With this week’s newspaper, The SUN begins its 100th year of news work in this community. The SUN has published a newspaper every week for 99 years and begins its century year with this issue.
The late David Mitchell, once the publisher and editor of The SUN, was fond of saying that, when a small-town newspaper grows as old as The SUN, it is “an institution, not just a newspaper.” In at least one respect, he was clearly right: A newspaper this old becomes a fact of public life toward which many people feel a proprietary interest. For better, or for worse.
As the custodians of the institution, it is interesting for us to visit the first issue of The SUN, to see what it’s editor, W.J. Wright, had to say about its mission and role at its birth early in the last century.
The language is very much of its time.
Wright informs his readers that, regarding the announcement of The SUN’s intentions, “like the victorious contestants in the great Saturnalia during the winter solstice of the Augustian period, who marched up to the royal booth, bowed low, received their garlands, and passed on, we march up before the public altar, bow as low as we dare with safety to our summer’s broadcloth, lift our somewhat antiquated sky piece, and outline, as best we can at this time, the policy of The SUN.”
That policy, according to Wright:
“To push every interest of Archuleta County for all it is worth.”
To “ promote the cause of any legitimate enterprise that will increase the wealth, intelligence and moral character of our people.
“To steer clear of ‘limburger politics.’”

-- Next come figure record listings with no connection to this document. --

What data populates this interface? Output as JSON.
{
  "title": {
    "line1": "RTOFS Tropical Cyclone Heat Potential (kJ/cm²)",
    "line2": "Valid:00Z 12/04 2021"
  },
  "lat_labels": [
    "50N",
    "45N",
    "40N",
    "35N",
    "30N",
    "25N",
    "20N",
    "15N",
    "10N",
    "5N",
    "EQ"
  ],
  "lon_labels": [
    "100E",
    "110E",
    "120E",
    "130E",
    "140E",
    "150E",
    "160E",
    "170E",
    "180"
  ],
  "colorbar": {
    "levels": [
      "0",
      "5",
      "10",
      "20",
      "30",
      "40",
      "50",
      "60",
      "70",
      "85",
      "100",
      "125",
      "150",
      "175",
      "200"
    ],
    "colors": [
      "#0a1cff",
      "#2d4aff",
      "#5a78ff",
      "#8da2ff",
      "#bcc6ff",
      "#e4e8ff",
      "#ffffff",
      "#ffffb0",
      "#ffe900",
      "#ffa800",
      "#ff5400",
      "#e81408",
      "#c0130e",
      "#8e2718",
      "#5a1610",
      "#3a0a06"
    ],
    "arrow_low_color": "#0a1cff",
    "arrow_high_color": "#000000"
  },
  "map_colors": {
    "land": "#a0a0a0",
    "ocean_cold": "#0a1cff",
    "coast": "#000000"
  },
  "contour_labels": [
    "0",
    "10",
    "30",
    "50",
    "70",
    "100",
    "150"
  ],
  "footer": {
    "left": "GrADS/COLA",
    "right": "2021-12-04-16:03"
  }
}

To “reserve the right to criticize or condemn either or any political party for such activity or policy as we may deem inconsistent or out of harmony with the best interests of the people, or commend such policy or action which is good or worthy.”
To “stand for law and order and at all times be a fearless exponent of the principles of truth and justice.”

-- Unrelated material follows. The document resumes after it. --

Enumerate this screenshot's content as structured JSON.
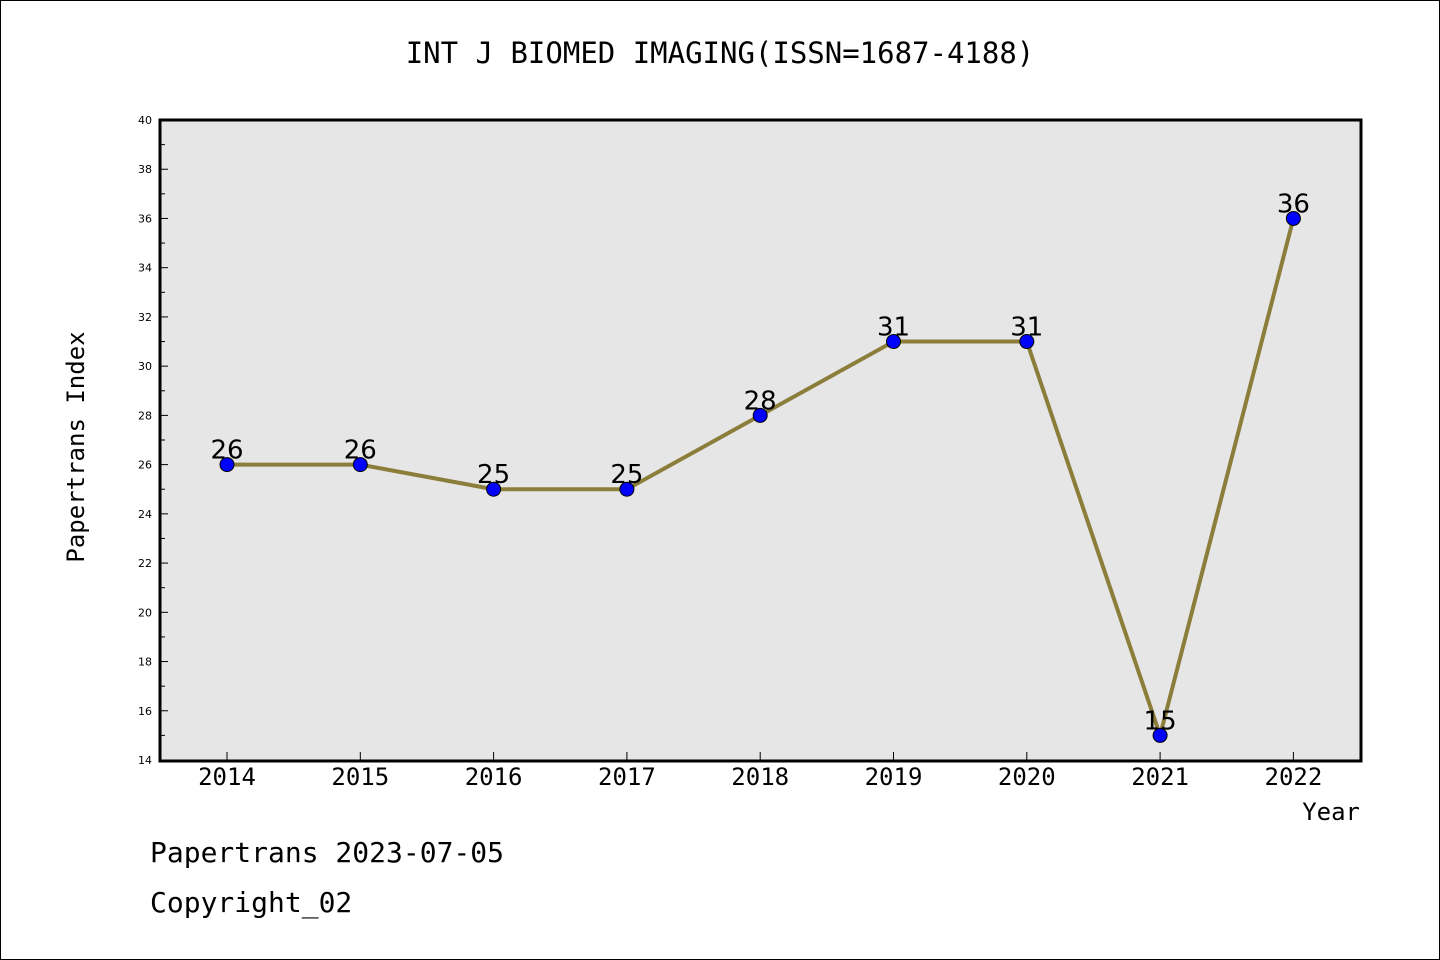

And, to “print the news, while it is news.”
What a flowery, and worthy beginning.
And, in that first issue?
A report of a man accused of stabbing a local resident, then making a jail break, then captured.
A plea for improvement of county infrastructure — specifically the creation of a standard-gauge railroad.
A school report. An article about the county teacher’s association,
A tongue-in-cheek story about a “villain,” David Lowenstein (a relative of a certain contemporary downtown businessman) who is supposedly under investigation by a special assistant to the U.S. Attorney General concerning nasty doings in the “Odorless Sock Trust.”
Community briefs, titled “Sun Beams.” Lawrence Lee killed a bobcat; the Masonic Hall is nearing completion; the Blanco Land and Cattle Co. is taking cattle to Denver, to market.
There is an obituary for Rafael Jacques, 89, “the oldest and perhaps one of the best known residents of Archuleta County.”.
The First Methodist Episcopal Church lists the week’s activities.
It was all there 99 years ago. As it is all here now: Good and bad, funny and sad, savory and unsavory.
While we no longer ascend thrones as Roman celebrants to fit laurel wreaths to our heads and trumpet our intent, we continue on, inheritors of an institution, ready to make our way through this 100th year, serving the widest span of interests in Pagosa Country.